Ketua DPC Federasi Serikat Pekerja Solidaritas Indonesia Perjuangan (FSPSIP) Kota Tasikmalaya Rino Lesmana mengatakan, aksi yang dilakukan di depan halaman Balai Kota Tasikmalaya pada Rabu (1/5) merupakan bentuk solidaritas para buruh. Menurut dia, masih banyak perusahaan yang abai dalam memenuhi hak buruh.
"Banyak pelaku usaha yang abai mengimplementasikan UU No 13 Tahun 2003 tentang Ketenagakerjaan," kata dia saat aksi May Day di Kota Tasikmalaya, Rabu (1/5).
Ia mencontohkan, masih ada jenis perjanjian kerja waktu tertentu (PKWT) itu diterapkan salah kaprah. Ia mengaku banyan mendampingi para pekerja yang statusnya masih PKWT, padahal sudah mengabdikan dirinya puluhan atau belasan tahun di perusahaan tersebut.
Alhasil, para pekerja itu tidak mendapatkan hak seperti uang pesangon, hak penggantian masa kerja, jaminan hari tua, dan lain-lain. Padahal, hak pekerja itu wajib dipenuhi oleh perusahaan.
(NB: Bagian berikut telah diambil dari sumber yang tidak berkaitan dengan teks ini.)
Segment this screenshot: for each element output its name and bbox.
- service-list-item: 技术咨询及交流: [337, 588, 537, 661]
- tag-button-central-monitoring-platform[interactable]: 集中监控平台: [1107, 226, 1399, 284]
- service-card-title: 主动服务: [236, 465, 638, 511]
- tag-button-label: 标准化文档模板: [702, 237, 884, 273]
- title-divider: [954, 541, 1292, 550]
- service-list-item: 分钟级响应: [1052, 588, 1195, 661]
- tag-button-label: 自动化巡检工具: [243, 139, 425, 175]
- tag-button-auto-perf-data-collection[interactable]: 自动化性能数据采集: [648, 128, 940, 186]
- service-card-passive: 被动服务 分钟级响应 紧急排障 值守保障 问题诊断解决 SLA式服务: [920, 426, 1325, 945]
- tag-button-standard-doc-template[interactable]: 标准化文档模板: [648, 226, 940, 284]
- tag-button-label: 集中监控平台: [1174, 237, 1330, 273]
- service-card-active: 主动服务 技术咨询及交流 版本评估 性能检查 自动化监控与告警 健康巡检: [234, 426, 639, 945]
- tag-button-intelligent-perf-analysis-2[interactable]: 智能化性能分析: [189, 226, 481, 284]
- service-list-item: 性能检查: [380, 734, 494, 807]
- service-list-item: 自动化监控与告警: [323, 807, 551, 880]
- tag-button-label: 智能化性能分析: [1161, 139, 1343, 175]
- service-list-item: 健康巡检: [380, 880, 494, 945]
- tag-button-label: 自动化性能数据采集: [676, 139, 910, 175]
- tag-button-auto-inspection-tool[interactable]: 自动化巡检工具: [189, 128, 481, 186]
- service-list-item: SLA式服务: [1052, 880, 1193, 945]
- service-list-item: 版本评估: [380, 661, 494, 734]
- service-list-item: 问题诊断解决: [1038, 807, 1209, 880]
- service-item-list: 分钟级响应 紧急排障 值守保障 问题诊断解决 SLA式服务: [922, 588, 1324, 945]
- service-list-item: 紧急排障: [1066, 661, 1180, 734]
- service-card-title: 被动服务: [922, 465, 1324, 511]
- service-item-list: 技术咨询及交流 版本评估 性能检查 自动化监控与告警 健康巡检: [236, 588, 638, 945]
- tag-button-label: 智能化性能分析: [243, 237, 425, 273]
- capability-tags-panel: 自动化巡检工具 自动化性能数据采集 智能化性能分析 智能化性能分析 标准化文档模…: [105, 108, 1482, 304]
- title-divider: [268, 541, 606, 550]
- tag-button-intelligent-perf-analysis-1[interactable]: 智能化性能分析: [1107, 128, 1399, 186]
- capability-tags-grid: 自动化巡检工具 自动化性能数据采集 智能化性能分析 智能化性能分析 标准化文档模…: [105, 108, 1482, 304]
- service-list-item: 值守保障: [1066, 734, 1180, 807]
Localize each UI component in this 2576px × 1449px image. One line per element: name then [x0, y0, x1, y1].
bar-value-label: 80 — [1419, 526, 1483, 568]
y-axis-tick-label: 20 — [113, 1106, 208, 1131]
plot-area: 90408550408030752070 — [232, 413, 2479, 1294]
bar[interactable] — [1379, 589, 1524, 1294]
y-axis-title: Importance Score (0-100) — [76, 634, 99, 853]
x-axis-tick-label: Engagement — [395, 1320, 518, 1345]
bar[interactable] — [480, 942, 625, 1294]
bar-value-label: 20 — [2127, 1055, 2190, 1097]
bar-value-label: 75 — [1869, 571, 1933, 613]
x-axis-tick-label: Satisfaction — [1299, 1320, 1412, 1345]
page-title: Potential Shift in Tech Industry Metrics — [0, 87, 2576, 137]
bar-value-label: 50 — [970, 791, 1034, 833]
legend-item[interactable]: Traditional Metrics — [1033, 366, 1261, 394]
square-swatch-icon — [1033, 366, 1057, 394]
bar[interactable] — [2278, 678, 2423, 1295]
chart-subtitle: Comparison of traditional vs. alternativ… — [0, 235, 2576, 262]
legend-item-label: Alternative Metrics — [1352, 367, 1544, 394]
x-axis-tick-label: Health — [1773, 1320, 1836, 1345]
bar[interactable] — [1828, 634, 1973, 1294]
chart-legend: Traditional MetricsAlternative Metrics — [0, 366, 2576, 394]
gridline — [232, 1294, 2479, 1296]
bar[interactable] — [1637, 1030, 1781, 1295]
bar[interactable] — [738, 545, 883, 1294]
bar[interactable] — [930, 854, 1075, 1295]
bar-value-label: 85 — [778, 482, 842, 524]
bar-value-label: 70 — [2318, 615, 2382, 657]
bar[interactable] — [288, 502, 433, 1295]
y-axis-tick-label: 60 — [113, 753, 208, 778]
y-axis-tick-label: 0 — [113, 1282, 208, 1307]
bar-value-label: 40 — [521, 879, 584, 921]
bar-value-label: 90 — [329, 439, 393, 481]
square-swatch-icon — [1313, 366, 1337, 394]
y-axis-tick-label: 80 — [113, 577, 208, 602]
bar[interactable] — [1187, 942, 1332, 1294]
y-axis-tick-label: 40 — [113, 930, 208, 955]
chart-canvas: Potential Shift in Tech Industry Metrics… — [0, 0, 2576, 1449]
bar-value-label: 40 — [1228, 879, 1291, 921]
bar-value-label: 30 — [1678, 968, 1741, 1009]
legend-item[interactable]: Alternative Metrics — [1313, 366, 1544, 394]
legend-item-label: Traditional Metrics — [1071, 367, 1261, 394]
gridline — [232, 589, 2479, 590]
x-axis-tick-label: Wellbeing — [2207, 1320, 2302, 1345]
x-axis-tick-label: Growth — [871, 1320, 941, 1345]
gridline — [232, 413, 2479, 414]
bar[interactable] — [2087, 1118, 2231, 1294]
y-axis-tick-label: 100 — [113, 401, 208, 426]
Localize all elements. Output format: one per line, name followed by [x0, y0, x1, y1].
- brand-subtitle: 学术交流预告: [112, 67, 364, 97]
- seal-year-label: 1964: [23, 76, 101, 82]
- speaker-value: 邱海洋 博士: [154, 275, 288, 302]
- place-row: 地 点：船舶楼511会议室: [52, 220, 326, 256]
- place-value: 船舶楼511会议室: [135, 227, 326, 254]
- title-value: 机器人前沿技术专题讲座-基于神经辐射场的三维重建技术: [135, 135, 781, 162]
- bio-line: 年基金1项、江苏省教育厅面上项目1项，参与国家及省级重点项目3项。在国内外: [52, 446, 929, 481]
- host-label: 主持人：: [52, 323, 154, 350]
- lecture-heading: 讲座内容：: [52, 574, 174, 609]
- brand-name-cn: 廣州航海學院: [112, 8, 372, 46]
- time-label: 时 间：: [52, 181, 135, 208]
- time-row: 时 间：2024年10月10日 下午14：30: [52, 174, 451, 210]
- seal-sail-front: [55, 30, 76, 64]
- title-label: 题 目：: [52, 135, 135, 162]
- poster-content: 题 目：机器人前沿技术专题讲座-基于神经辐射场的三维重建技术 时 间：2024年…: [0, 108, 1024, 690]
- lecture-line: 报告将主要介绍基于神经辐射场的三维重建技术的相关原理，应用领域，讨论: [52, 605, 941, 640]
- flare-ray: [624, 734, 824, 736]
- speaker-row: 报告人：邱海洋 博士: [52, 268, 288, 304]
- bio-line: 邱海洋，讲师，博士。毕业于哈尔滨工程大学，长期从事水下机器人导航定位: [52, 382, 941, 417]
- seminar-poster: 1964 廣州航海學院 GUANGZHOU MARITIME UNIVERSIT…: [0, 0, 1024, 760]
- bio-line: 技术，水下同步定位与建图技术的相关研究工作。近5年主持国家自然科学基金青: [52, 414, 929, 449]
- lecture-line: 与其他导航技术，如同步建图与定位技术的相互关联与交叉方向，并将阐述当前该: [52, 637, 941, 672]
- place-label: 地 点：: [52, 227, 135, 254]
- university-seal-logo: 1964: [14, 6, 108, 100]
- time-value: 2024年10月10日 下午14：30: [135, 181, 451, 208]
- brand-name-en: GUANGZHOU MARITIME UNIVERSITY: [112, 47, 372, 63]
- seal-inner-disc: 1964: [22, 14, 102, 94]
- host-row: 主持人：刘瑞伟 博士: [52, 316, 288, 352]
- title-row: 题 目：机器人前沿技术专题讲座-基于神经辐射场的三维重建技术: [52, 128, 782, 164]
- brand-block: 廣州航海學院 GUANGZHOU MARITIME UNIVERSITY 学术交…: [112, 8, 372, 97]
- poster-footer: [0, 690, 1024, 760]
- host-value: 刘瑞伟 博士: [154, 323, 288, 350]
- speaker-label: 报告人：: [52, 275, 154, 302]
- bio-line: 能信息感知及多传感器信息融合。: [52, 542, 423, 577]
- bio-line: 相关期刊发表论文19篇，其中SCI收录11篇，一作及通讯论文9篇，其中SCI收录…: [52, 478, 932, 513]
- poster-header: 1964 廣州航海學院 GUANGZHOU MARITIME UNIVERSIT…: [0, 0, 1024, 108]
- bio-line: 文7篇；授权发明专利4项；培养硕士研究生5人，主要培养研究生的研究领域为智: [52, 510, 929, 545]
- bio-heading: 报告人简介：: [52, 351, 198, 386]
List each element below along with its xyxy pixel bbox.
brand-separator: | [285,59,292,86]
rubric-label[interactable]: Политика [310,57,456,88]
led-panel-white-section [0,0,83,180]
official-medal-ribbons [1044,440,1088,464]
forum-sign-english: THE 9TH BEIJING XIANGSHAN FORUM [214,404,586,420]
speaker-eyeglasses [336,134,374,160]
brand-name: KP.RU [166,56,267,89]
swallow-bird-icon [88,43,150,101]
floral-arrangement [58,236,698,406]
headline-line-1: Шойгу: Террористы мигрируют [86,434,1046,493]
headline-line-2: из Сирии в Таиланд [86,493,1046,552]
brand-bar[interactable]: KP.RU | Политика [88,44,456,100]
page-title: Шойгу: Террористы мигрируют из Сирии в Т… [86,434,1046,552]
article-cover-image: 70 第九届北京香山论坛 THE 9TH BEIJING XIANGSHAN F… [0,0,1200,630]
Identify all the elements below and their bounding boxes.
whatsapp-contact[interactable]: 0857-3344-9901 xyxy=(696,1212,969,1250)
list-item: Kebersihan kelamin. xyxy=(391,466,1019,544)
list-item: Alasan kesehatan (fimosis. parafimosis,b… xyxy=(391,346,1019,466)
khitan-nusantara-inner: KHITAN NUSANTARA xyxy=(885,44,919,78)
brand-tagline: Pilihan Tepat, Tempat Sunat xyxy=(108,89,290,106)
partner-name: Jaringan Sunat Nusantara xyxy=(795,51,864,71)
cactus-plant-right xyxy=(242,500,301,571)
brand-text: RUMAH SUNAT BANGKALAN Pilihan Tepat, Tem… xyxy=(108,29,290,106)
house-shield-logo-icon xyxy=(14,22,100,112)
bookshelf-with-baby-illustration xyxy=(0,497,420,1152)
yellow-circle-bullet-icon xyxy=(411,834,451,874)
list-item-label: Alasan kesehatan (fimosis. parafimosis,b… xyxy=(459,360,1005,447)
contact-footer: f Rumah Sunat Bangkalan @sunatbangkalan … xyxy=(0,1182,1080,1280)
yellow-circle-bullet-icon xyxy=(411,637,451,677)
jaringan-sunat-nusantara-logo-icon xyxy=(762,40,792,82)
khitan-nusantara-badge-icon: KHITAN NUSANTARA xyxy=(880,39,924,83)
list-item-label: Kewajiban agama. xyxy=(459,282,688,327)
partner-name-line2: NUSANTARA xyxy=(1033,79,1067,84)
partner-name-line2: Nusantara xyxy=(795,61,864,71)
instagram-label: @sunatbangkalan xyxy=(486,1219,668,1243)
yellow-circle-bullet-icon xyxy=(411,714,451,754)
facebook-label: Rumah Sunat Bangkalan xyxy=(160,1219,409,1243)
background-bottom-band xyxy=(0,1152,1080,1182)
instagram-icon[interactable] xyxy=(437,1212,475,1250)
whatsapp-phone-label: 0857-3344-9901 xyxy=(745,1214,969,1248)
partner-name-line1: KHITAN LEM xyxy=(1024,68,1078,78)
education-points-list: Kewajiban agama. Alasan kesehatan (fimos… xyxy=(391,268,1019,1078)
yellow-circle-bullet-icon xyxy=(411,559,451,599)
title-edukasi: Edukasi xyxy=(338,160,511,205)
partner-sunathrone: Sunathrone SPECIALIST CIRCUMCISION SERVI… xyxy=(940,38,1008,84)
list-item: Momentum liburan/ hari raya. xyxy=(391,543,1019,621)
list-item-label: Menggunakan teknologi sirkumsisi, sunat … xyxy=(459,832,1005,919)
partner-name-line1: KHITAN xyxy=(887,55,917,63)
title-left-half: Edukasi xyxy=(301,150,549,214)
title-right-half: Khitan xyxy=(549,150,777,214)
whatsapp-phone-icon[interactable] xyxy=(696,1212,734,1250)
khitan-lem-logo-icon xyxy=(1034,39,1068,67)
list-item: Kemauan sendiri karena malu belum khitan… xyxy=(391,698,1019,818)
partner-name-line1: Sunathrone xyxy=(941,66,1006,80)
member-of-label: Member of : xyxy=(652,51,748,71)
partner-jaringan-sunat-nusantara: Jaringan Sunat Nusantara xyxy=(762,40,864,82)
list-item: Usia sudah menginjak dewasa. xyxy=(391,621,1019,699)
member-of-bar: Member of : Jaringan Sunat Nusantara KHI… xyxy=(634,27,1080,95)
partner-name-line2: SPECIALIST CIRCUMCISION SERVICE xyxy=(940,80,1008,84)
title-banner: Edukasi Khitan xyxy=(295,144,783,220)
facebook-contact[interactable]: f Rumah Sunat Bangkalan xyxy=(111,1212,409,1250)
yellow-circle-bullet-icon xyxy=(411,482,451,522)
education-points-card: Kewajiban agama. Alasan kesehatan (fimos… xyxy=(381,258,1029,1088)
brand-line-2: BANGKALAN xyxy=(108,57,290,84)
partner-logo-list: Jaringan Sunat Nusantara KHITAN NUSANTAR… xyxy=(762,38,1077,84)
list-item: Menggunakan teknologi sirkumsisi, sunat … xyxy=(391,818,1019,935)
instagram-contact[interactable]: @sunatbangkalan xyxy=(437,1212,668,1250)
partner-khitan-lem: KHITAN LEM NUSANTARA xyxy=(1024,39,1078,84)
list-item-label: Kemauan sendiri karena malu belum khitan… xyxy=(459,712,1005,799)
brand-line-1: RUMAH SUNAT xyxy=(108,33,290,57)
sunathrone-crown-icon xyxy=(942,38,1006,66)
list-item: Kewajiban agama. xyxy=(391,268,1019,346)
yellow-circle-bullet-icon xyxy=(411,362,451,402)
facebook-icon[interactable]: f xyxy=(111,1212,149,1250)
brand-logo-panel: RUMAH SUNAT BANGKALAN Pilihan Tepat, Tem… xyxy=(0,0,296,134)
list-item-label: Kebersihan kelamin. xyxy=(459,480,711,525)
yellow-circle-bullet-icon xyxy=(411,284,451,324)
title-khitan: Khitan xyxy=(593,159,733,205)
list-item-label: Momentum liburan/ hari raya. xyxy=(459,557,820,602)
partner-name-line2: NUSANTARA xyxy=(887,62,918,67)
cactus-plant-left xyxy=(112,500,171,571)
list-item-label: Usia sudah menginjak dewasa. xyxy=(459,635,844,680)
Selain itu, ia melanjutkan, masih banyak perusahaan yang tidak mendaftarkan BPJS Ketenagakerhaan untuk para pekerjanya. "Kita menuntut perlu Perda tentang Ketenangakerjaan," kata dia.
Rino berharap, Pemerintah Kota (Pemkot) Tasikmalaya bisa memfasilitasi aspirasi para buruh untuk dapat memeroleh haknya. Pasalnya, Kota Tasikmalaya digadang-gadang ingin dijadikan pusat industri di Priangan Timur.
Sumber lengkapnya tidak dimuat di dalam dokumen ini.